American intelligence officials were so concerned by the poisoning of ex-Russian spy Sergei Skripal and his daughter in England earlier this year that they have begun to reassess the danger facing former spies living in the United States, The New York Times reported Thursday.
According to the Times, Moscow's intelligence agencies have tracked down several Russians who secretly served as CIA informants and were resettled in the United States through a secret protective program.
Now, counterintelligence officials have done a wide-reaching review of every former Russian informant currently in the United States, the Times reported, citing an unnamed U.S. official.

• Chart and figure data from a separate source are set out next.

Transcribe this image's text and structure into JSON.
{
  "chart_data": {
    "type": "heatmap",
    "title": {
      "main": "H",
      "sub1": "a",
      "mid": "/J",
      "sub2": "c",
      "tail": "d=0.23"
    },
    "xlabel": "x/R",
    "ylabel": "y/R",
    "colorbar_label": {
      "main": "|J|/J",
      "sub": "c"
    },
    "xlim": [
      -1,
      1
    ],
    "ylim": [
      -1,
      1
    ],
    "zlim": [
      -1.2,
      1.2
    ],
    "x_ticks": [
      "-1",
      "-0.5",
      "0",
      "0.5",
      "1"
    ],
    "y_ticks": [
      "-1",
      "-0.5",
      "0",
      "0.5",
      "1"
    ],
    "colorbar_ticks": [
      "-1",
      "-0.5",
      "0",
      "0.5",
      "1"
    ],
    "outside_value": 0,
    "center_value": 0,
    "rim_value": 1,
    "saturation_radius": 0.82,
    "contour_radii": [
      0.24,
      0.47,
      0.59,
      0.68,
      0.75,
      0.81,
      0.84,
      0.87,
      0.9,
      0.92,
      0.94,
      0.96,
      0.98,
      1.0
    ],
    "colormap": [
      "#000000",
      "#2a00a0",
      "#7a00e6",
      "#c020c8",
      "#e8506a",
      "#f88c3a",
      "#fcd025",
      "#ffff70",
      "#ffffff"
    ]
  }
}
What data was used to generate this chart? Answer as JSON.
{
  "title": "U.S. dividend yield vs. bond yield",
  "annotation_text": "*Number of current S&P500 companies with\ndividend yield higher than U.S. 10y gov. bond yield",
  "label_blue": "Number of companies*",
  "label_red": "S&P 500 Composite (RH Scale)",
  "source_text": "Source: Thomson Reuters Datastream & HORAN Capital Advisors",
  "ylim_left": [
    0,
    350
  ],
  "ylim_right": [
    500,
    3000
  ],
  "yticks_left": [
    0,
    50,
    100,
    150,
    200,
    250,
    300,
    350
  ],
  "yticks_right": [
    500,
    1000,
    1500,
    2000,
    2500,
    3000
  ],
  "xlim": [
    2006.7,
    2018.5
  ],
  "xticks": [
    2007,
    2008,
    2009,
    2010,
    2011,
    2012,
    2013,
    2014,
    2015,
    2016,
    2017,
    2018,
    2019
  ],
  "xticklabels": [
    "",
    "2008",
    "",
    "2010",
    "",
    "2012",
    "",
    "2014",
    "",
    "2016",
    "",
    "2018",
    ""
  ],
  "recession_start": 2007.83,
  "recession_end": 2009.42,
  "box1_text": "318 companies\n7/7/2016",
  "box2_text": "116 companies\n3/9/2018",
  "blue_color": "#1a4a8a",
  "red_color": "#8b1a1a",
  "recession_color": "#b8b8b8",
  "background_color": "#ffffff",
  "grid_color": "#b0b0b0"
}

The review includes examining security measures to protect the ex-spies — and searching for potential liabilities, including assessing how easy it might be to find the informants through social media, family ties, and other clues, the Times reported.
British authorities earlier this month announced charges against two Russian nationals for the poisoning of the Skripals. The British authorities allege the men worked for the GRU, Russia's military intelligence agency. The men deny involvement.
"The possibility of them doing the same thing here cannot be discounted — especially in light of them interfering in the 2016 election and Skripal," Frank Montoya Jr., a former top FBI counterintelligence official, told the Times.
The Kremlin intensified its efforts to find Russians cooperating with foreign intelligence agencies after relations with the West deteriorated following Russia's annexation of Crimea in 2014, the Times noted.
American officials have long believed Russian President Vladimir Putin, a former KGB officer, has a deep scorn for former intelligence agents who aid Western countries, though they doubted he would order an attack on U.S. soil. Now they are considering the possibility, the Times reported.
The Trump administration expelled dozens of Russian diplomats after Britain publicly accused Moscow of being behind the Skripal poisoning. Russia has denied any involvement in the attack.